- Born: 1975 (age 50–51) Austin, Texas
- Education: University of Texas at Austin
- Known for: Painting, Writing, Music

= Blake Sandberg =

American painter and musician

Blake Sandberg is an artist, musician, filmmaker, skateboarder, company owner, and writer who lives and works in New York City. Sandberg is known for his painting and drawing; as well as his post-punk band Aliens. Sandberg also founded and runs a skateboard and printed goods company called Severed Leg Productions.

== Education ==
Sandberg studied at the University of Texas at Austin, awarded an arts scholarship from the school. He later decided to leave college and move to NYC. While enrolled, Sandberg worked independently with artists Peter Saul, Richard Jordan, and Michael Ray Charles.

== Art career ==
In 1997, Sandberg moved to New York City to engage with and experience the Lower East Side art scene. He first set up his studio in a small storefront on Avenue B and began making work in and inspired by New York City. In 1999, Sandberg was included in his first major group exhibition at Frederieke Taylor Fine Art, showing alongside some of Sandberg's childhood heroes, including Phillip Guston, Andy Warhol, and de Kooning.

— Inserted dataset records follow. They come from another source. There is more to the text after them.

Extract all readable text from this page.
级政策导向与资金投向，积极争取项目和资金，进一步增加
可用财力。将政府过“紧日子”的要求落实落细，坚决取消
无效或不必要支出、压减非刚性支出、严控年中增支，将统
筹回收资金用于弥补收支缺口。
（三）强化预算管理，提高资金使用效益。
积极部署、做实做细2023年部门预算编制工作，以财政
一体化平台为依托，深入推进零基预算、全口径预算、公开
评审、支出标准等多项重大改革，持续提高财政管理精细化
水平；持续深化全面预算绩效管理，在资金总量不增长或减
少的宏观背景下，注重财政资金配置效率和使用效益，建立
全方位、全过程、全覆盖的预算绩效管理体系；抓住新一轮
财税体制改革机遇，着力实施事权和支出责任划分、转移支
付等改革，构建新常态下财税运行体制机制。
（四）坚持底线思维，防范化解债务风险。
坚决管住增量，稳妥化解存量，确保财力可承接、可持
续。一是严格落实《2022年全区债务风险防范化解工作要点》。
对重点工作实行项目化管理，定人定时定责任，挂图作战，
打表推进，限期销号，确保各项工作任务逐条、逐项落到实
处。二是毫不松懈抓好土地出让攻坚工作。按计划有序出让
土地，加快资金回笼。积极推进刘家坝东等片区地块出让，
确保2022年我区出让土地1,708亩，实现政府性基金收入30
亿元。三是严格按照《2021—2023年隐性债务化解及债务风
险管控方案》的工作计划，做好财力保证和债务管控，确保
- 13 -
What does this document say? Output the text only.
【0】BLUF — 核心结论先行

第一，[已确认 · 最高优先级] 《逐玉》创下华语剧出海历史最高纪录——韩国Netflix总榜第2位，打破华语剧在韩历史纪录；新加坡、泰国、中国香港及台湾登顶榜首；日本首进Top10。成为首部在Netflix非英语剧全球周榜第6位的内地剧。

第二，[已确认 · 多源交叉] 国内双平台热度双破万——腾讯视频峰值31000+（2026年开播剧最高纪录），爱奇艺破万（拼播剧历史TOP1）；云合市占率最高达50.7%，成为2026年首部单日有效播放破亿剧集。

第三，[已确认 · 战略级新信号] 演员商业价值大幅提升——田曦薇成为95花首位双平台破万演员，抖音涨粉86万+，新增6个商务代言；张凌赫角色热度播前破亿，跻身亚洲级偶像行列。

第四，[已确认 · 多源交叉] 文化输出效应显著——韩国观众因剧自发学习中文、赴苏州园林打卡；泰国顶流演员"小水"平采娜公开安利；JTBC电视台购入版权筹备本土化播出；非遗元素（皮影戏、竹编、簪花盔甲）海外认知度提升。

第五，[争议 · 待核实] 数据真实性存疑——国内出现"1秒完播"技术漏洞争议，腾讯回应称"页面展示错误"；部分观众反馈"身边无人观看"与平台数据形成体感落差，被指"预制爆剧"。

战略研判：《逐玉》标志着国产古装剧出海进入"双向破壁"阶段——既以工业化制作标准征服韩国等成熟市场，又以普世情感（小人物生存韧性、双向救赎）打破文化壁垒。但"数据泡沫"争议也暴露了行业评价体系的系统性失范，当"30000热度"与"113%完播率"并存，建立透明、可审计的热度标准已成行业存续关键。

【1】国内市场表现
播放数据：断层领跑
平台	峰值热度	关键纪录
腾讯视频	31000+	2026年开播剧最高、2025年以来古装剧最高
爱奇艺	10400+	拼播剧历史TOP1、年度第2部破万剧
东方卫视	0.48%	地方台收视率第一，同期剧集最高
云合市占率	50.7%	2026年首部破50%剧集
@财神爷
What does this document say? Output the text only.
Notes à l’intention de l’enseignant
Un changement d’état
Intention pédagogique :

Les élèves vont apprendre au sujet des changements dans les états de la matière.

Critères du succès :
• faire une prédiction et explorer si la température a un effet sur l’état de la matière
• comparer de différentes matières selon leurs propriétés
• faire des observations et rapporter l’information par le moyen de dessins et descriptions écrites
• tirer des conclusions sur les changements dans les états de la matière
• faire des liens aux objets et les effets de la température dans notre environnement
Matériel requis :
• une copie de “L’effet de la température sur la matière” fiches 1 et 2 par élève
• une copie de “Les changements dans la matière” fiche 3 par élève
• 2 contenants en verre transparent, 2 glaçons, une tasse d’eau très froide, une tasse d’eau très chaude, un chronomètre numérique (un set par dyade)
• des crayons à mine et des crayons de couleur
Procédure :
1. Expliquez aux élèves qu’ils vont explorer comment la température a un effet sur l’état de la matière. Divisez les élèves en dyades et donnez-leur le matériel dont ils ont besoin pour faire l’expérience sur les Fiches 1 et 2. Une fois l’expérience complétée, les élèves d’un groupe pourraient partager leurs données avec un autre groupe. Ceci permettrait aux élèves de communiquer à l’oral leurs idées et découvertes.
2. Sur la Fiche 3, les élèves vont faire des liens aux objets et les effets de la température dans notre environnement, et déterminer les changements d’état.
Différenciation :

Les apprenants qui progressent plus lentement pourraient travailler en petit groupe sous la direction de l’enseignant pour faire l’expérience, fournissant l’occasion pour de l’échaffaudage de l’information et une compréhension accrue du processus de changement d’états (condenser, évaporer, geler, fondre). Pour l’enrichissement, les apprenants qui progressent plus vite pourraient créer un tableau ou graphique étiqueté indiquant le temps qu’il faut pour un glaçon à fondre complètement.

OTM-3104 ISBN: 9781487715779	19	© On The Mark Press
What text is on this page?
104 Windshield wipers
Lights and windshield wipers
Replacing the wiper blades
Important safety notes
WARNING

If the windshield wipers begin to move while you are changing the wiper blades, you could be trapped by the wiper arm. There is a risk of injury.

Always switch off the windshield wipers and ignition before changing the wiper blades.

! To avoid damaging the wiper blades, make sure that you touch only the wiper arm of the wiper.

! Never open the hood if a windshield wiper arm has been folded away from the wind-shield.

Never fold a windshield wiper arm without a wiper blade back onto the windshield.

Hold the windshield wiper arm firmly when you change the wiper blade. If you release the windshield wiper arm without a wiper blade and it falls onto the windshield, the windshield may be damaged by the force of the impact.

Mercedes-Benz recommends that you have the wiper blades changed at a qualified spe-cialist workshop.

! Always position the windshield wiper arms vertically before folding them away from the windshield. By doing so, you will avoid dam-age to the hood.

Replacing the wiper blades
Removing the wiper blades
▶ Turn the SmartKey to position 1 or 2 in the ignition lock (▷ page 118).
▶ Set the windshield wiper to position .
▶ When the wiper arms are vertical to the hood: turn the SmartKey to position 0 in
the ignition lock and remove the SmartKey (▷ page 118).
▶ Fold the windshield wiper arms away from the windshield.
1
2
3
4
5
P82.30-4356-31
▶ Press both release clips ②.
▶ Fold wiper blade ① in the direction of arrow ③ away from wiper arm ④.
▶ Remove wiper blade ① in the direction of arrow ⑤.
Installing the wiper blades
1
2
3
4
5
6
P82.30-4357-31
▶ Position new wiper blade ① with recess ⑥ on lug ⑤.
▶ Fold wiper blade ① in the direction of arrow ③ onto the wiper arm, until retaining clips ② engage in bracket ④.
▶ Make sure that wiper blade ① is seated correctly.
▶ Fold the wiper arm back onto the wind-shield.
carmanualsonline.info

In January 2001, Sandberg moved into a larger studio on Broadway in Lower Manhattan and expanded the scale of his work. Beginning a new series that would be exhibited at Exit Art in 2001 to critical review. In late 2003, Sandberg received his first solo exhibition in New York City at Aaron Payne Fine Art in Williamsburg, Brooklyn. His work has been exhibited in Chelsea galleries, Michael Steinberg, Guided By Invoices, and Vanessa Buia Gallery, among others. Since the 2000s, Sandberg has exhibited internationally, exhibiting work in shows in Austin, Marfa, San Francisco, London, and Tokyo.

=== September 11th related illnesses ===
Living in close proximity to the World Trade Center on 9/11/2001, Sandberg was exposure to dust and fumes from Ground Zero of the September 11 attacks. Sandberg has been hospitalized and treated for a series of related chronic illnesses in the years since the attack.

== Aliens (band) ==
Sandberg is the guitarist, songwriter, and front man of the NYC based band Aliens. Aliens released their album "Head First" in 2007.